Une nouvelle ère, promet-t-il, courant rejoindre ses partisans qui l’attendent pour marcher à ses côtés vers la vaste Place de la République, où il doit délivrer un nouveau discours. La capitale de l’Arménie apparaît déjà sous son entier contrôle. A 12 heures pile, comme il l’avait demandé, des piétons ont bloqué joyeusement les rues et carrefours d’Erevan. A 16 heures pile, ils se sont repliés, laissant passer les voitures ceintes du drapeau national dans un tonnerre de klaxons. A 20 heures, il prend la parole pour annoncer que lundi, il reviendrait enfin à son bureau du Parlement afin de rencontrer les différentes fractions parlementaires.
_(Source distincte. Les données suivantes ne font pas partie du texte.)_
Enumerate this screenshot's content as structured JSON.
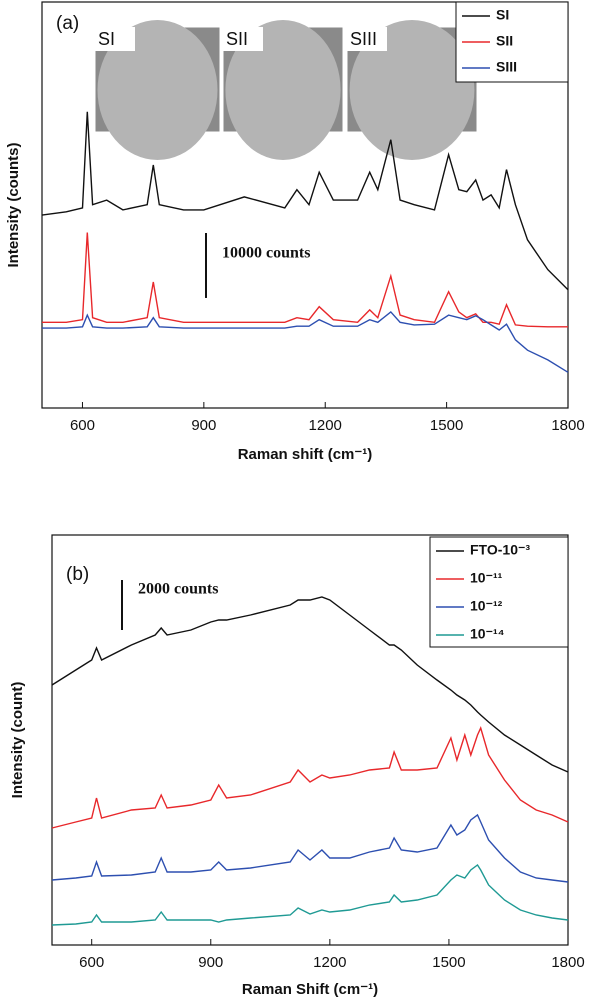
{
  "chart_data": [
    {
      "type": "line",
      "panel_label": "(a)",
      "xlabel": "Raman shift (cm⁻¹)",
      "ylabel": "Intensity (counts)",
      "insets": [
        "SI",
        "SII",
        "SIII"
      ],
      "scale_bar": {
        "value": 10000,
        "label": "10000 counts"
      },
      "xlim": [
        500,
        1800
      ],
      "xticks": [
        600,
        900,
        1200,
        1500,
        1800
      ],
      "ylim": [
        0,
        62500
      ],
      "legend": "upper right",
      "x": [
        500,
        560,
        600,
        612,
        625,
        660,
        700,
        760,
        775,
        790,
        850,
        900,
        1000,
        1100,
        1130,
        1160,
        1185,
        1220,
        1280,
        1310,
        1330,
        1362,
        1385,
        1420,
        1470,
        1505,
        1530,
        1550,
        1572,
        1590,
        1610,
        1630,
        1648,
        1670,
        1700,
        1750,
        1800
      ],
      "series": [
        {
          "name": "SI",
          "color": "#111111",
          "values": [
            29700,
            30200,
            30800,
            45600,
            31300,
            32000,
            30500,
            31300,
            37400,
            31300,
            30500,
            30500,
            32500,
            30800,
            33600,
            31300,
            36300,
            32000,
            32000,
            36300,
            33600,
            41300,
            32000,
            31300,
            30500,
            39000,
            33600,
            33300,
            35100,
            32000,
            32800,
            30800,
            36700,
            31300,
            25900,
            21300,
            18200
          ]
        },
        {
          "name": "SII",
          "color": "#e8282b",
          "values": [
            13200,
            13200,
            13600,
            27000,
            13900,
            13200,
            13200,
            13900,
            19400,
            13900,
            13200,
            13200,
            13200,
            13200,
            13900,
            13600,
            15600,
            13600,
            13200,
            15100,
            13900,
            20300,
            14300,
            13600,
            13200,
            17900,
            14800,
            13900,
            14500,
            13200,
            13200,
            12900,
            15900,
            12800,
            12600,
            12500,
            12500
          ]
        },
        {
          "name": "SIII",
          "color": "#2d4fb0",
          "values": [
            12300,
            12300,
            12500,
            14300,
            12500,
            12300,
            12300,
            12500,
            13900,
            12500,
            12300,
            12300,
            12300,
            12300,
            12600,
            12600,
            13600,
            12600,
            12600,
            13600,
            13200,
            14800,
            13200,
            12800,
            12900,
            14300,
            13900,
            13600,
            14200,
            13600,
            12800,
            12000,
            12900,
            10500,
            8900,
            7400,
            5500
          ]
        }
      ]
    },
    {
      "type": "line",
      "panel_label": "(b)",
      "xlabel": "Raman Shift (cm⁻¹)",
      "ylabel": "Intensity (count)",
      "scale_bar": {
        "value": 2000,
        "label": "2000 counts"
      },
      "xlim": [
        500,
        1800
      ],
      "xticks": [
        600,
        900,
        1200,
        1500,
        1800
      ],
      "ylim": [
        0,
        16400
      ],
      "legend": "upper right",
      "x": [
        500,
        560,
        600,
        612,
        625,
        700,
        760,
        775,
        790,
        850,
        900,
        920,
        940,
        1000,
        1100,
        1120,
        1150,
        1180,
        1200,
        1250,
        1300,
        1350,
        1362,
        1380,
        1420,
        1470,
        1505,
        1520,
        1540,
        1555,
        1572,
        1580,
        1600,
        1640,
        1680,
        1720,
        1760,
        1800
      ],
      "series": [
        {
          "name": "FTO-10⁻³",
          "color": "#111111",
          "values": [
            10400,
            11000,
            11400,
            11880,
            11400,
            12000,
            12400,
            12680,
            12400,
            12600,
            12920,
            13000,
            13000,
            13200,
            13600,
            13800,
            13800,
            13920,
            13800,
            13200,
            12600,
            12000,
            12000,
            11800,
            11200,
            10600,
            10200,
            10000,
            9800,
            9600,
            9320,
            9200,
            8920,
            8400,
            8000,
            7600,
            7200,
            6920
          ]
        },
        {
          "name": "10⁻¹¹",
          "color": "#e8282b",
          "values": [
            4680,
            4920,
            5080,
            5880,
            5080,
            5400,
            5480,
            6000,
            5480,
            5600,
            5800,
            6400,
            5880,
            6000,
            6520,
            7000,
            6520,
            6800,
            6680,
            6800,
            7000,
            7080,
            7720,
            7000,
            7000,
            7080,
            8280,
            7400,
            8400,
            7600,
            8400,
            8680,
            7600,
            6600,
            5800,
            5400,
            5200,
            4920
          ]
        },
        {
          "name": "10⁻¹²",
          "color": "#2d4fb0",
          "values": [
            2600,
            2680,
            2760,
            3320,
            2760,
            2800,
            2920,
            3480,
            2920,
            2920,
            3000,
            3320,
            3000,
            3080,
            3320,
            3800,
            3400,
            3800,
            3480,
            3480,
            3720,
            3880,
            4280,
            3800,
            3720,
            3880,
            4800,
            4400,
            4600,
            5000,
            5200,
            4920,
            4200,
            3480,
            2920,
            2680,
            2600,
            2520
          ]
        },
        {
          "name": "10⁻¹⁴",
          "color": "#1f9a94",
          "values": [
            800,
            840,
            920,
            1200,
            920,
            920,
            1000,
            1320,
            1000,
            1000,
            1000,
            920,
            1000,
            1080,
            1200,
            1480,
            1240,
            1400,
            1320,
            1400,
            1600,
            1720,
            2000,
            1720,
            1800,
            2000,
            2600,
            2800,
            2680,
            3000,
            3200,
            3000,
            2400,
            1800,
            1400,
            1200,
            1080,
            1000
          ]
        }
      ]
    }
  ]
}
Il demande donc d’arrêter provisoirement tout acte de désobéissance civile. Il évoque aussi une rencontre conclue le matin même sur une note « positive » avec une délégation de la douma, le parlement russe. Mais s’il espère une meilleure coopération avec la Russie, il veut qu’il en soit de même avec l’Europe et les Etats-Unis, comme avec la Géorgie et l’Iran. Les considérations de géopolitique ne sont décidément pas sa priorité, confirment tous ses proches. Les malheurs de l’Arménie ne viennent pas de ses voisins a-t-il toujours pensé, mais de la « pourriture » de son système politique.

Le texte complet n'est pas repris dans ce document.